Тромб писал из Америки, что у него контракт с оркестром и роман с джазовой певицей. Недавно Платоныч видел по телику концерт этой певицы. Красиво вытянутое, подкачанное тело. Рот как у механической куклы, с челюстью, которая откидывается вниз, будто у Щелкунчика. Зубы – белый ровный забор. И пластиковый, невыразительный голос. Для джаза она была пресна, на такой воде хороший суп не сваришь. Зато красивая, мысленно похвалил Тромба Платоныч. Рядом с сокрушительно, словно выполнявшей особое задание, стареющей Руфью она бы выглядела дочерью.

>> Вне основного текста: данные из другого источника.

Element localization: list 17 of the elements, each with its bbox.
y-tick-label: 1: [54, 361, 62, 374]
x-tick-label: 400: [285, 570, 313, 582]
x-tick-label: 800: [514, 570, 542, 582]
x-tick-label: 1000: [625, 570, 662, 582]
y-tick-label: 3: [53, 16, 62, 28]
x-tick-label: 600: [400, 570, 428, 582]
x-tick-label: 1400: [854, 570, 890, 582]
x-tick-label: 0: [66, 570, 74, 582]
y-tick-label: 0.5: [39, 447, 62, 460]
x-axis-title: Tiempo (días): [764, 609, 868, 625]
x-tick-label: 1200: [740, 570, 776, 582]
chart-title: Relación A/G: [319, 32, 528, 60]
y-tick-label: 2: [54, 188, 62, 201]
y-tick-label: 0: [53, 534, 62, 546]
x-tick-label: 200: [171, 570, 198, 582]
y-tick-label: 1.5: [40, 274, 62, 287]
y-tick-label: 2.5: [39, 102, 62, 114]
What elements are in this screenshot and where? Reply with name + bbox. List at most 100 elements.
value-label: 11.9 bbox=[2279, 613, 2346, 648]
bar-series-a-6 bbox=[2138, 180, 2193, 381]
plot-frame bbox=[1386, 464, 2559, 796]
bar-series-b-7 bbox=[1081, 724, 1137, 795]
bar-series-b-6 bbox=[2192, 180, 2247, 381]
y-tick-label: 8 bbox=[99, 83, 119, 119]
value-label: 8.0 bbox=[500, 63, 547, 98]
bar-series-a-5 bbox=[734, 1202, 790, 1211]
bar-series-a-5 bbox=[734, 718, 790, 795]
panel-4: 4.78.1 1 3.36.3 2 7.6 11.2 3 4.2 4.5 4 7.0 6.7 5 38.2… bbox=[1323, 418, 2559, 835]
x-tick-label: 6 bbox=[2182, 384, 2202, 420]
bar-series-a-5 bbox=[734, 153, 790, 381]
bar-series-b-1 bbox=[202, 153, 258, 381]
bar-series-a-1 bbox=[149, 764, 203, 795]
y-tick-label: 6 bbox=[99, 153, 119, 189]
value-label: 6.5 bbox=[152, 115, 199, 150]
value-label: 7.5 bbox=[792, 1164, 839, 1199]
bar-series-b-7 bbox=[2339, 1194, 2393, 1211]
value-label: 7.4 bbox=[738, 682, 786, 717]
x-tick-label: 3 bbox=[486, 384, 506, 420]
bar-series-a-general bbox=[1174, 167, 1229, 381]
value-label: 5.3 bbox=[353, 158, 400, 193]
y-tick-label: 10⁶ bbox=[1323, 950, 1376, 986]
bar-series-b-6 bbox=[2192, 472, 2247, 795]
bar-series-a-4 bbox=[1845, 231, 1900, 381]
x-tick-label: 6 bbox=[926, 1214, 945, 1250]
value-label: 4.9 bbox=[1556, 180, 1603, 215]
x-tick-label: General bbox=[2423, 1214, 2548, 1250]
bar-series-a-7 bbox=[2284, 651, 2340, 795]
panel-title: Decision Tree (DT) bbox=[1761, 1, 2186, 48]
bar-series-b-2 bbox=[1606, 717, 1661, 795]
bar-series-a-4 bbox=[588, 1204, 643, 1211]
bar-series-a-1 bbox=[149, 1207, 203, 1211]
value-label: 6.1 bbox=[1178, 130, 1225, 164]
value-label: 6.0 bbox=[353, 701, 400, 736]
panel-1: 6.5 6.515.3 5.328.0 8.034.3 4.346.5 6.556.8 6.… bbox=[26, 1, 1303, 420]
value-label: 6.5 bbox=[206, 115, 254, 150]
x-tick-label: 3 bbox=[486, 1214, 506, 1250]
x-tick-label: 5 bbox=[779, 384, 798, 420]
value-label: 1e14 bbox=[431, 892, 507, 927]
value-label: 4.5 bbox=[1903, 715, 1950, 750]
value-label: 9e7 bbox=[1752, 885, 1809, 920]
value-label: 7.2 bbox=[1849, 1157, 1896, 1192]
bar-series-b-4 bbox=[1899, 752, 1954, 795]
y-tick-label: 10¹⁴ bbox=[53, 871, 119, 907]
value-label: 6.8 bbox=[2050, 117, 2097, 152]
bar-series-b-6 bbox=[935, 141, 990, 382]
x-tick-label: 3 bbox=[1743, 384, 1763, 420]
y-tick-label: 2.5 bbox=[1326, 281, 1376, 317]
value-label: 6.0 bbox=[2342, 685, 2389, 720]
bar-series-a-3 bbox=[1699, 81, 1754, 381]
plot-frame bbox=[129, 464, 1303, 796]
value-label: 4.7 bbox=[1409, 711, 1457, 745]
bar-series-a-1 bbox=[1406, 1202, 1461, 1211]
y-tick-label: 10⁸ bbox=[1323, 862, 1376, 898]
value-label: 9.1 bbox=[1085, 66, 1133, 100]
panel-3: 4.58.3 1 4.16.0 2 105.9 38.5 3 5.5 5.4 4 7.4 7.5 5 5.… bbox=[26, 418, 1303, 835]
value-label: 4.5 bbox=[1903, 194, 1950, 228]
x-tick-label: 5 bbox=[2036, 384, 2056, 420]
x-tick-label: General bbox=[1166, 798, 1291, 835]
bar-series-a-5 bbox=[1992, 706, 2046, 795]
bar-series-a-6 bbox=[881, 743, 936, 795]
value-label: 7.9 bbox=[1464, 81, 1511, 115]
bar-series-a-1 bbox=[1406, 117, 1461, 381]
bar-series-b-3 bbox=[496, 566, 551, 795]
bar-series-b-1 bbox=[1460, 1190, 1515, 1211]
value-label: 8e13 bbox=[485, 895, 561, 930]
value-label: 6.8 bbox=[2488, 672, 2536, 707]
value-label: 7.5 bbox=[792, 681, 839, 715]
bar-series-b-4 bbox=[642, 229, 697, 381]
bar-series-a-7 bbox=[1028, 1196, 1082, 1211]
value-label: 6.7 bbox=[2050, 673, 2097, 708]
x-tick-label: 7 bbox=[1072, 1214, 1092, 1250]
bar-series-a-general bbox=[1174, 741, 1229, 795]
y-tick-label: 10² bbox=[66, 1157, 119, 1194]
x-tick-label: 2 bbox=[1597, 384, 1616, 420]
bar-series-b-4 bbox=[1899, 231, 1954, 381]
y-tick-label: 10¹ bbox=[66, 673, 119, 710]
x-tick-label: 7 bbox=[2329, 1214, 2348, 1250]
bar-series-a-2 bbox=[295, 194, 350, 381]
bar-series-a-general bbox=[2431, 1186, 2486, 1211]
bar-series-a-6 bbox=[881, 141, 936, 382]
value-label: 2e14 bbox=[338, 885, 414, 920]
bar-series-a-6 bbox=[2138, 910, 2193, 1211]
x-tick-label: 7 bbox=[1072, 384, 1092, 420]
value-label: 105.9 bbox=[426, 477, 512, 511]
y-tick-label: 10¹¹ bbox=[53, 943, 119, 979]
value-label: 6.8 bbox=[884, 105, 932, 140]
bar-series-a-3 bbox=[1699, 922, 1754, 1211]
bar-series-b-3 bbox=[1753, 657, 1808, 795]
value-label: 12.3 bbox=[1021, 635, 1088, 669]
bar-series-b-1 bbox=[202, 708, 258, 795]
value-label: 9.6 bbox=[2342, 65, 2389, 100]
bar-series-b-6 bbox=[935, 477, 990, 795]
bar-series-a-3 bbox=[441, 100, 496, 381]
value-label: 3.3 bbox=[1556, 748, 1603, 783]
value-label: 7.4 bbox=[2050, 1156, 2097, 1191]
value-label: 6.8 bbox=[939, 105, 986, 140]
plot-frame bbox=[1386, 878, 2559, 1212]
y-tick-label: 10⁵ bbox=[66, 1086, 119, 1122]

Но дочери – как и сына – не было.

«И всё-таки самое главное в жизни – быть матерью», – это делилась мудростью маленькая скрипачка Ася. Платоныч читал ее дневник в Сети, время от времени. Ася фотографировала своего сына Юрашу с первых часов жизни – с бирочками на ножке и ручке – и выкладывала в блоге подробные отчеты о том, как он поел, каким стал обратный процесс и так далее. Гачев – позабыт, Юраша восходил в Асиной жизни каждый день, как солнце! А бездетный Платоныч разглядывал фотографии чужого детеныша и думал: интересно, как сейчас выглядит Асина грудь? Часто ли она прыгает с хозяйкой вместе?